Il y a quelque chose de fondamentalement transcendant et révolutionnaire dans les deux tentatives cinématographiques de science-fiction de Tarkovski. Non pas que Solaris et Stalker occupent une place à part dans sa filmographie – elle est au contraire très cohérente – mais davantage ce qui ressemblerait à une pièce réservée dans l’immensité d’un genre et de ses thématiques déjà bien connues. Solaris est une œuvre fleuve de près de trois heures, longtemps considérée comme la réponse soviétique à 2001 – ce qu’elle n’est pas vraiment – et par Tarkovski lui-même comme son film le moins accompli.


Il y a plusieurs questions qui traversent Solaris – et cela a évidemment un lien avec le fait que Tarkovski, comme très peu d’autres cinéastes, sait matérialiser des idées à l’écran. Cet océan jaunâtre en est peut-être la plus belle et la plus mémorable représentation, allégorie douce et inquiétante de l’Inconnu. Difficile de dire quelle réflexion fait office de pivot dans Solaris, mais deux semblent se détacher : la place de l’homme dans l’univers, et l’amour. La rencontre de deux thèmes aussi dimensionnellement opposés ; l’un existentiel, l’autre humain, semble être la signature du soviétique.
Ce qui fait de Solaris un cas de science-fiction si particulier, c’est ce scepticisme critique de Tarkovski, vis-à-vis de la science, de la connaissance et de l’égo humain. C’est comme si la physique, longtemps moqueuse de la religion, se voyait ici remise en question par l’art. Solaris, c’est le plafond de l’esprit humain, l’ultime mystère qu’il ne peut résoudre, tel une rencontre divine – et pourtant, elle est du troisième type. L’impuissance face à l’infini, face à des entités que l’on pense comprendre, mais aux composantes peut-être plus terre-à-terre que définies.
L’une d’elles serait l’amour ; son inéluctabilité, sa tragédie. Avant d’être un film de genre, Solaris est effectivement un terrible mélodrame, une romance onirique qui brouille les frontières de la réalité. En ça, Tarkovski excelle – son film n’est pas seulement un recueil philosophique passionnant, il est aussi une leçon de cinéma grandiose ; construisant subtilement une ambiguïté de forme admirable, ne tombant jamais dans le piège de la démonstration, cultivant ses mystères jusqu’à la dernière seconde ; illustrés à merveille par ces images inoubliables de cet océan d’ocre impénétrable.

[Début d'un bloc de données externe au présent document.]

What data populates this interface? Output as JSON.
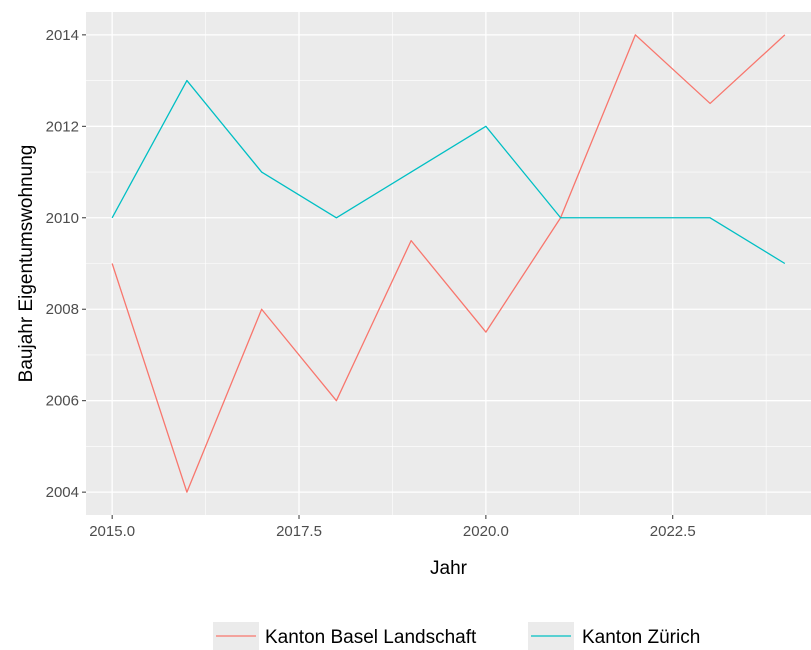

Il n’y a peut-être pas, dans Solaris, la même passion que l’on trouvait dans Andreï Roublev. C’est davantage vers l’exercice de style que se dirige dans Tarkovski, dans une démarche artistique, comme d’habitude avec lui, exigeante, inédite et indescriptible. L’homme face à l’infini, l’homme face à l’inconnu, l'homme face à sa perception, l’homme face à l’Univers : on ressort de Solaris en se sentant écrasé, par la force du sens et par le poids des images. Sublimement tétanisant.